All except one, that is. A little chip known as the 8087 was stack-based. This chip was found as a co-processor in some PCs for handling floating point operations. The 80287 and 80387 succeeded it for use with the 80286 and 80386, and with it the i486 a descendent was incorporated on-die.
The 8087 had eight registers ST0–ST7, the ST, of course, standing for "stack." In fact, 8087 isn't a pure stack-based implementation. Values are loaded by pushing them on to the stack, and stored by popping them off, but other operations can manipulate them. For example, the FADD instruction takes two operands, a source and a destination, adds them and stores the result in the destination. The source can be either memory or a floating point register, and the destination can be any floating point register. In a pure stack-based approach, FADD would take no operands and add ST0 and ST1, storing the result in ST1 and marking ST1 as the top of the stack. To make matters even more confusing, there is also an instruction that does exactly this (FADDP, for anyone who hasn't run away screaming yet).
One rarely used feature of the 8087 was the ability to load and store values in Binary Coded Decimal (BCD) form. BCD is popular in the financial sector, because it allows decimal values to be represented accurately. A floating point value gives you a value with a certain number of digits of precision in binary; however, some values that can be represented in a short decimal string are recurring values in binary. This leads to some variable (and difficult to spot) imprecision, which is bad when you are dealing with money. BCD gives you a fixed number of decimal digits, which is more likely to be what the financial regulators require. The trade-off is that BCD values take up more space than binary floating point values, because each byte stores two decimal digits, giving a range of 0–99, rather than 0–255. The x87 BCD operations allow developers to combine the precision of binary floating point arithmetic with the storage efficiency of BCD.

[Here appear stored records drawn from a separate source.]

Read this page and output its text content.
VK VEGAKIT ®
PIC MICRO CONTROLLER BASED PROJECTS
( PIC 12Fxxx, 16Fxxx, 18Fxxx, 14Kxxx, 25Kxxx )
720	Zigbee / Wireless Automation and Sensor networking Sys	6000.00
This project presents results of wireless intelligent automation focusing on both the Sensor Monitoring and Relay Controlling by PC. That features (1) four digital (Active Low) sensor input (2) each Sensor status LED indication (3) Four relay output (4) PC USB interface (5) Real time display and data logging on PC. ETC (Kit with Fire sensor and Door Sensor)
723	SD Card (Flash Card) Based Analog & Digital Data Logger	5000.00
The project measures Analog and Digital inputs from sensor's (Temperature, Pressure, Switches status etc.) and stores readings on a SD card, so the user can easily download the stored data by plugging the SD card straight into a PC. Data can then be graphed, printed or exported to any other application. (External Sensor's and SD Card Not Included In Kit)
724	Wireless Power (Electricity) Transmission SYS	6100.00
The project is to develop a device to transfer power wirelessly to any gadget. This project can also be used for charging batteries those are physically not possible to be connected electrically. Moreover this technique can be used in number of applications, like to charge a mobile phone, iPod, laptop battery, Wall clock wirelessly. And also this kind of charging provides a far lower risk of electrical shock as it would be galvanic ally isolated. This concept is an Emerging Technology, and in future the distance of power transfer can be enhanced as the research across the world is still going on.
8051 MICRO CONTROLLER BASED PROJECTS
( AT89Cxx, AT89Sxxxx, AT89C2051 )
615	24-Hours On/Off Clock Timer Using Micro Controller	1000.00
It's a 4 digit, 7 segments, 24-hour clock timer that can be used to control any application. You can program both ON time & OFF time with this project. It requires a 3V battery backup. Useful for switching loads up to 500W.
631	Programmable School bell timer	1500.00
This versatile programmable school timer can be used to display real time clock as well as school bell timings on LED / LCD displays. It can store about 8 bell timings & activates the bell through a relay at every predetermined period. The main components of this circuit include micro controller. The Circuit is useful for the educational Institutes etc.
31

Could it be any more confusing? Actually, yes. The x86 instruction set seems to have taken a cue from quantum mechanics: The act of observing it changes it. These ST0–7 registers look exactly like general-purpose floating point registers from some positions and like a stack from others. With the last of the Pentium series, Intel added something new: MMX. Now, ST0–ST8 can also look like 64-bit MMX registers, used for integer-vector operations. This decision, like the rest of x86, looked sensible at the time. Because MMX and x87 registers were the same, existing operating systems could context-switch between applications without needing to store any additional state.